As watchdog groups warned that the merger could increase premium prices and violate antitrust laws, Aetna — which posted $60.3 billion in total revenue last year — spent a total of $4.1 million lobbying the federal government, including the office of the president, during 2015. As part of that lobbying effort, the company spent $3 million on lobbying by its own officials, and federal records show it employed a total of 25 former federal officials as lobbyists in 2015 — including many who worked on legal and antitrust issues during their time in government. In all, employees of Humana, Aetna and Aetna's outside lobbying firms have delivered more than $1.4 million worth of campaign contributions to Barack Obama's presidential campaigns, according to data compiled by PoliticalMoneyLine.com.

Federal records show that since mid-2015 — when the proposed Aetna-Humana merger was first announced —  Aetna spent $460,000 to sign up five outside lobbying firms whose federal records list the merger as an issue they are working on. Those five firms list 15 former government officials-turned-lobbyists working for Aetna in 2015.
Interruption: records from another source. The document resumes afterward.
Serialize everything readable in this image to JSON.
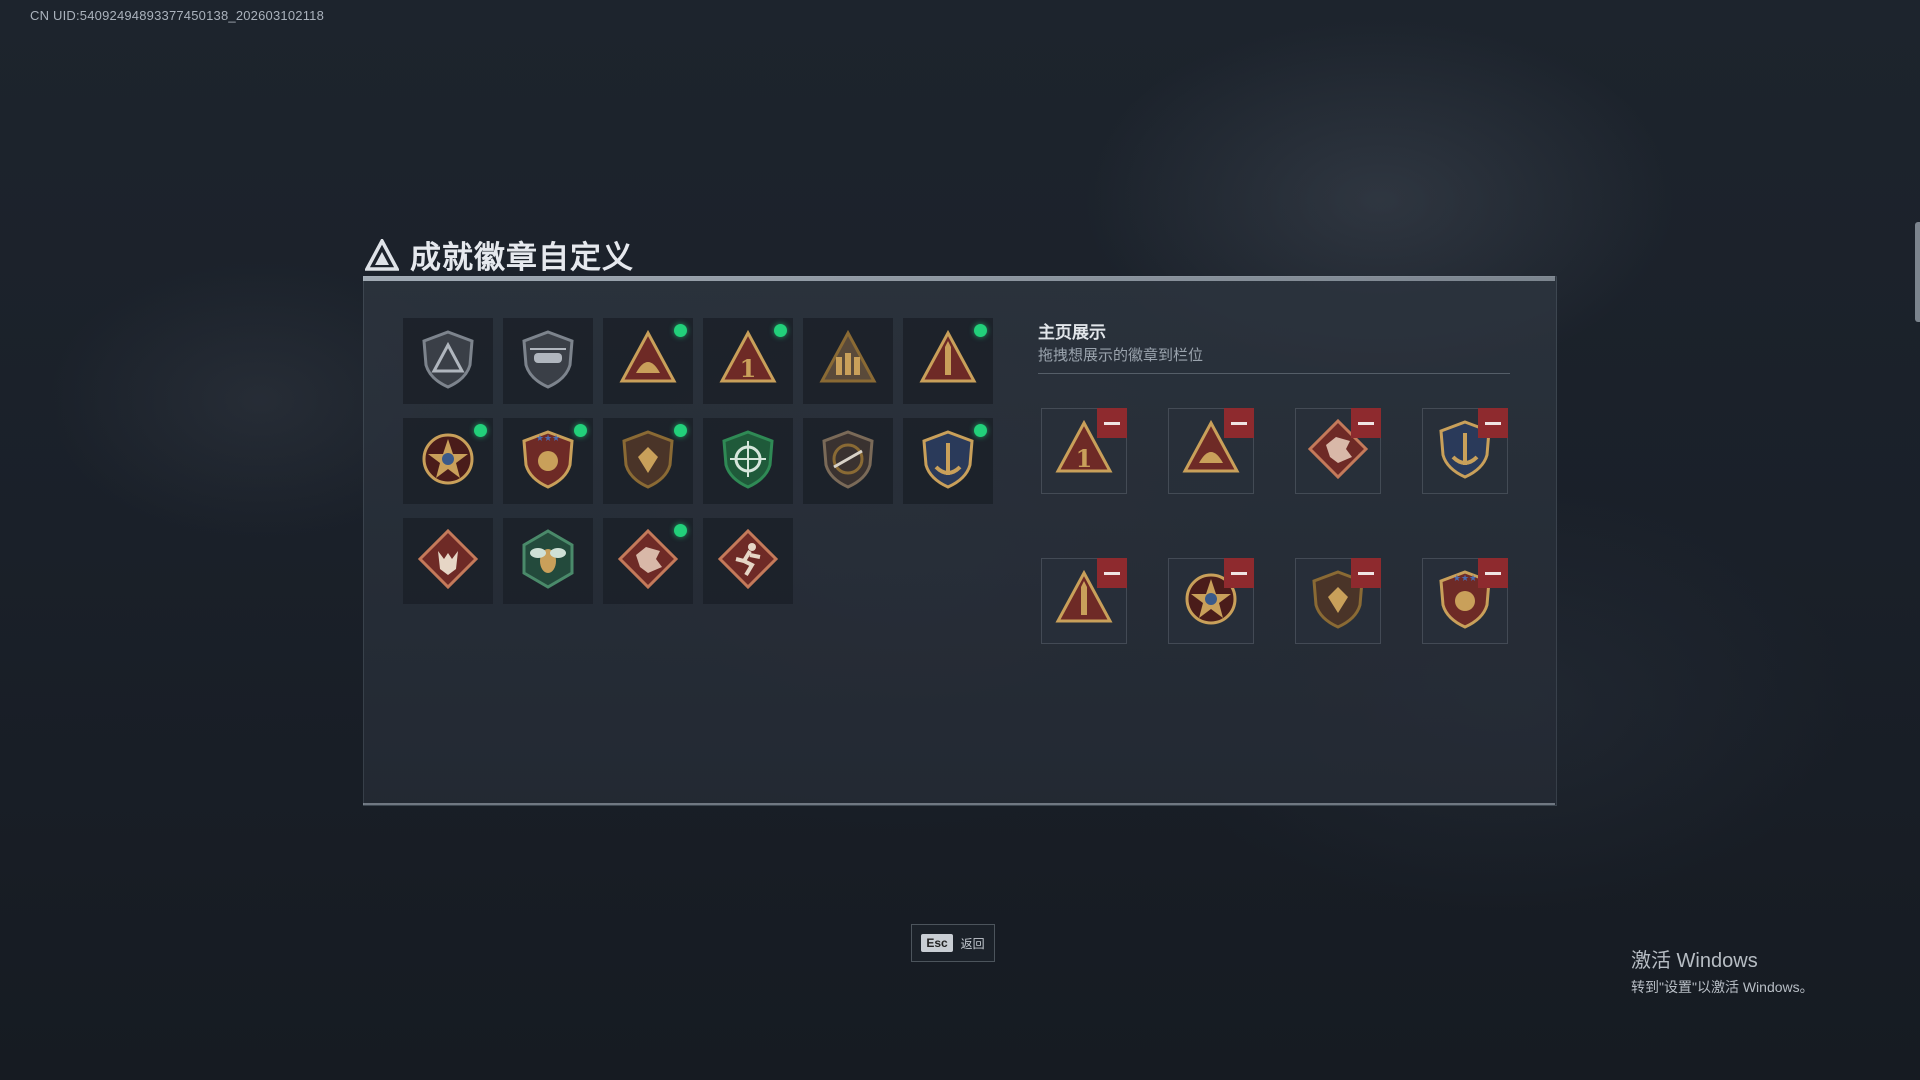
{
  "header": {
    "uid_text": "CN UID:54092494893377450138_202603102118"
  },
  "page": {
    "title": "成就徽章自定义"
  },
  "badge_library": [
    {
      "icon": "shield-triangle-badge",
      "equipped": false
    },
    {
      "icon": "helicopter-shield-badge",
      "equipped": false
    },
    {
      "icon": "triangle-helmet-badge",
      "equipped": true
    },
    {
      "icon": "triangle-number-one-badge",
      "equipped": true
    },
    {
      "icon": "triangle-soldiers-badge",
      "equipped": false
    },
    {
      "icon": "triangle-missile-badge",
      "equipped": true
    },
    {
      "icon": "star-compass-badge",
      "equipped": true
    },
    {
      "icon": "stars-crest-badge",
      "equipped": true
    },
    {
      "icon": "gem-shield-badge",
      "equipped": true
    },
    {
      "icon": "green-crosshair-shield-badge",
      "equipped": false
    },
    {
      "icon": "rifle-shield-badge",
      "equipped": false
    },
    {
      "icon": "anchor-laurel-badge",
      "equipped": true
    },
    {
      "icon": "wolf-diamond-badge",
      "equipped": false
    },
    {
      "icon": "wasp-hexagon-badge",
      "equipped": false
    },
    {
      "icon": "dragon-diamond-badge",
      "equipped": true
    },
    {
      "icon": "runner-diamond-badge",
      "equipped": false
    }
  ],
  "showcase": {
    "title": "主页展示",
    "subtitle": "拖拽想展示的徽章到栏位",
    "slots": [
      {
        "icon": "triangle-number-one-badge"
      },
      {
        "icon": "triangle-helmet-badge"
      },
      {
        "icon": "dragon-diamond-badge"
      },
      {
        "icon": "anchor-laurel-badge"
      },
      {
        "icon": "triangle-missile-badge"
      },
      {
        "icon": "star-compass-badge"
      },
      {
        "icon": "gem-shield-badge"
      },
      {
        "icon": "stars-crest-badge"
      }
    ]
  },
  "footer": {
    "esc_key": "Esc",
    "esc_label": "返回"
  },
  "watermark": {
    "line1": "激活 Windows",
    "line2": "转到\"设置\"以激活 Windows。"
  },
  "colors": {
    "equipped_dot": "#22d07a",
    "remove_button": "#8e2a2e",
    "gold": "#c9a05a",
    "maroon": "#6e2a26"
  }
}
According to federal lobbying records, that includes Seth Bloom, a former general counsel for the Senate antitrust subcommittee; Deborah Pryce, a former Republican congresswoman and House Republican Conference chairwoman; Joseph Gibson, a former counsel in the Justice Department’s antitrust division; Malloy McDaniel, a former top aide to Senate Majority Leader Mitch McConnell; Kristi Remington, a former deputy attorney general in George W. Bush’s administration; Cindy Brown, a former chief of staff to Wisconsin Democratic Rep. Ron Kind; and Mike McKay, a former aide to New York Democratic Rep. Greg Meeks.

Capping off that hiring blitz was news that the company’s overall lobbying efforts will be aided by Daschle, a Democratic power broker with close ties to the man at the top of the regulatory approval process — President Obama.

Daschle, a former Senate majority leader who left the legislative body in 2005, was one of the first backers of Obama’s 2008 run for president and provided a considerable amount of authority to the political newcomer’s campaign. He urged the then-senator to run for the White House in the first place and served as a behind-the-scenes liaison between senators and the campaign, ultimately playing an important role in upsetting then-Sen. Hillary Clinton’s support among the political elite. Daschle’s support resulted in a nomination to the president’s cabinet in 2009, as secretary of Health and Human Services, but he later withdrew his name amid concerns that he hadn’t fully paid his taxes. He opened a lobbying firm, the Daschle Group, just over a year ago, but didn’t register as a lobbyist until February.

In his registration as an Aetna lobbyist, Daschle did not mention the merger specifically, and the Daschle Group issued a statement to International Business Times asserting that the merger "is not in the scope of our representation." The filings of the other five outside firms — Bloom Strategic Counsel, CGCN Group, West Front Strategies, Empire Consulting Group and the Gibson Group — mention the merger. Federal records show Aetna also employed four other lobbying firms on general healthcare policy matters.

Opponents of the Aetna-Humana merger include the American Medical Association and the Center for American Progress, a left-of-center think tank. A study conducted by CAP found that premiums are significantly cheaper for Medicare Advantage customers in counties where the companies compete, compared to those where just one provider is present. And, for seniors, the competition between the two lowers insurance premiums for Aetna and Humana by $302 and $43, respectively. The AMA contends that it would run afoul of antitrust guidelines in some states and says that at least half of the states in the U.S. could see reduced competition.

Supporters of the merger, including Aetna’s home state of Kentucky, which gave its official approval in February without public input, argue that it would have little impact on premiums and could improve efficiency and therefore lower costs.